This week in Jane’s World, I saw the light regarding that punk-rocker vampire Spike, and it was bright and shiny. But 24 is making me blue, and those mannequins are freaking me out. Read on for my clacky thoughts, and feel free to add your own in the comments.
Buffy Update: I’m feelin’ the Spike love. I’m in season five of Buffy the Vampire Slayer, and when it comes to Spike, I totally get it now. At first, I didn’t understand my veteran Buffy friends’ lust for Spike, but I just watched an episode that brought it all home. It’s the one that ends with Buffy sitting on her porch, all despondent over her mom’s illness. And low and behold, that bleachy-blond Spike really does have a heart after all. He sits next to her, and it’s a simple act that’s also very comforting.
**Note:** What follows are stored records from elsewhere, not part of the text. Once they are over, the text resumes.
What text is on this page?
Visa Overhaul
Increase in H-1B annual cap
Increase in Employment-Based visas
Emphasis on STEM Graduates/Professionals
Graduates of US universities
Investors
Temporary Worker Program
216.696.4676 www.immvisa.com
I can’t wait for a Buffy/Spike hook-up, because I just know it’s in their future! And I so appreciate all of you letting me clack about the show here in all my newbiness, without tossing any major spoilers my way. Degon, I’m still watching Angel, and you’re right. It’s definitely picking up in season two. Cordelia’s growing on me, even though Darla is getting on my nerves.
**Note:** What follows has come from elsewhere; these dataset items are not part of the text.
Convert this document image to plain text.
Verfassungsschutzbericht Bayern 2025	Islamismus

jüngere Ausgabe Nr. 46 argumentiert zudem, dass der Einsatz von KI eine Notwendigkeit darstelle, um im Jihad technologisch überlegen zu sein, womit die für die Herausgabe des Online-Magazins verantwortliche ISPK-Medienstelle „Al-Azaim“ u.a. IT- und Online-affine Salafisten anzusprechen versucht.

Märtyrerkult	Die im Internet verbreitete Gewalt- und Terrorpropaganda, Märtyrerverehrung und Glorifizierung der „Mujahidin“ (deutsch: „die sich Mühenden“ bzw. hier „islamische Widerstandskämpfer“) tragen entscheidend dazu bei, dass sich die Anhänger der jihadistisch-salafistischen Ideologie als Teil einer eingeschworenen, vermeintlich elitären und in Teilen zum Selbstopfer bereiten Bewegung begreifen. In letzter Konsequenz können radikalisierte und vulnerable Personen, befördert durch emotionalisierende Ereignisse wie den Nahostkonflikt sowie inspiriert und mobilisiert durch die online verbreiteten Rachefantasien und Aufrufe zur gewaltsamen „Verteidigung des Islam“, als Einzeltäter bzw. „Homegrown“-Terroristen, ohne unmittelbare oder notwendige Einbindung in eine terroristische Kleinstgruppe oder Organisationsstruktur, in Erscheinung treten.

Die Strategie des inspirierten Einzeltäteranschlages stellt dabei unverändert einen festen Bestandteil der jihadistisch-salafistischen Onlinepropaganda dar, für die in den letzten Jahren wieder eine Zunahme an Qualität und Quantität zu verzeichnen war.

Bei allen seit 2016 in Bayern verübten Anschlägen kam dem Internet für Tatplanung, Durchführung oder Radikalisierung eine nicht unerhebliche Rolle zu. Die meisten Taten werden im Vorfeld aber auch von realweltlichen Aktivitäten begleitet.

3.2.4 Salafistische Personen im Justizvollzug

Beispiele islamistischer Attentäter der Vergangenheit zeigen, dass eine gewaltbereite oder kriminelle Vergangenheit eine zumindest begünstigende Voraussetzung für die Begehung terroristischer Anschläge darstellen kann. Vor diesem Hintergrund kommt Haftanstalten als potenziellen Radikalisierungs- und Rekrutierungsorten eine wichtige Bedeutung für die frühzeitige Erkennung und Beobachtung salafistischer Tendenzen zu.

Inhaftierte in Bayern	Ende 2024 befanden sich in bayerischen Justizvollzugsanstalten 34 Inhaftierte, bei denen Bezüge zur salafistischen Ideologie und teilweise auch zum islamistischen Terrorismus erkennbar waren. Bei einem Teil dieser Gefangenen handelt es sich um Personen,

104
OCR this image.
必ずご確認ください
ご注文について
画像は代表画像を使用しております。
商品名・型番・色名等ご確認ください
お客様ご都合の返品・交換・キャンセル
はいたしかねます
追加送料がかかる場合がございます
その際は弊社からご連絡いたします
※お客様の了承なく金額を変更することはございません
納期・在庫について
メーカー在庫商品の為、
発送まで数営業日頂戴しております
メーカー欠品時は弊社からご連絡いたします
Is it time for 24 to call it a day? I’ve been whining all season about how 24 just isn’t doing it for me. Really, where else can they take the show at this point? They’ve been everywhere, Jack’s done everything, and how do you top a White House assault? I keep thinking they’ll send Jack into space to defuse a bomb on one of those satellites he’s always downloading intel from. My nephew just told me that next season might be the last, with a feature film to follow at some point. That would be fine with me.
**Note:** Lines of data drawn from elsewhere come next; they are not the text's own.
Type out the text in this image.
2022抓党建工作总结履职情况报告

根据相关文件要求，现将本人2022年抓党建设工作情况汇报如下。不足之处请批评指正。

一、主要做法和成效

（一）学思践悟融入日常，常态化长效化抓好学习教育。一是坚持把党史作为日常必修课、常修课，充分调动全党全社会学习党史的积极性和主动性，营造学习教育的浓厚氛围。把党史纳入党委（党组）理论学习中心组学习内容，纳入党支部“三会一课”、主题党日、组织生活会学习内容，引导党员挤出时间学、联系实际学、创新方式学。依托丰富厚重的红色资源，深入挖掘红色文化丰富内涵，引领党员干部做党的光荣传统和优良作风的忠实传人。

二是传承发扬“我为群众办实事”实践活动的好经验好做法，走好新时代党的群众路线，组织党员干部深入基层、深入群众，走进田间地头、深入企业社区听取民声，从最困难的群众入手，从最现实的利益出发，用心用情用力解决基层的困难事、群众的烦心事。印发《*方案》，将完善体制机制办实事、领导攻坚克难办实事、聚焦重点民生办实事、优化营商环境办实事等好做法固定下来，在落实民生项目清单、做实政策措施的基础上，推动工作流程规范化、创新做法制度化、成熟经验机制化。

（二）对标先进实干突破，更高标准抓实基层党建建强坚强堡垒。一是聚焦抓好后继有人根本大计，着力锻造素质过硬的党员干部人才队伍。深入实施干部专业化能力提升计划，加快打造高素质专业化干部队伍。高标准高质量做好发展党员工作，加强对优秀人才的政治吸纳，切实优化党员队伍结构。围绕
Those new Geico commercials are stupid. I’ve been a major fan of most of the Geico commercials over the past few years. Loved the cavemen and predicted they’d have their own TV show (short-lived, though it was). And the little lizard with the British accent is cute as the dickens. But what is up with those stupid commercials with the money-eyes? They don’t talk. They’re not cute. They’re just awkward and dumb. OK, I feel better now.
The Old Navy mannequin commercials freak me out. Is there anything more creepy than talking mannequins? What is this, like a horror movie-advertisement crossover? One of the mannequins even breaks off his finger so his girlfriend will have a finger to wear her ring on. And don’t get me started on the one where the female mannequin has blacked-out private parts and says, “What? You’ve never seen plastic before?” I don’t care what anyone says, it’s all seriously creepy.
What made you clack this week?
The Old Navy commercials aren’t creepy. They are just annoying as hell.
I beg to differ… I was in an Old Navy today, and the whole freaking mannequin family is right inside the door, to greet you with their creepy immobility — even the dog! On a leash; the paradox of the millennium….
Trust me Jane Spike/Buffy is going to be really really interesting. She’ll be sweeping stuff “under the rug” and at other times she won’t even need to hide because nobody will notice ;-)
Oh and Black-haired Willow is the other awesome thing.
Damn it I have to watch Buffy again.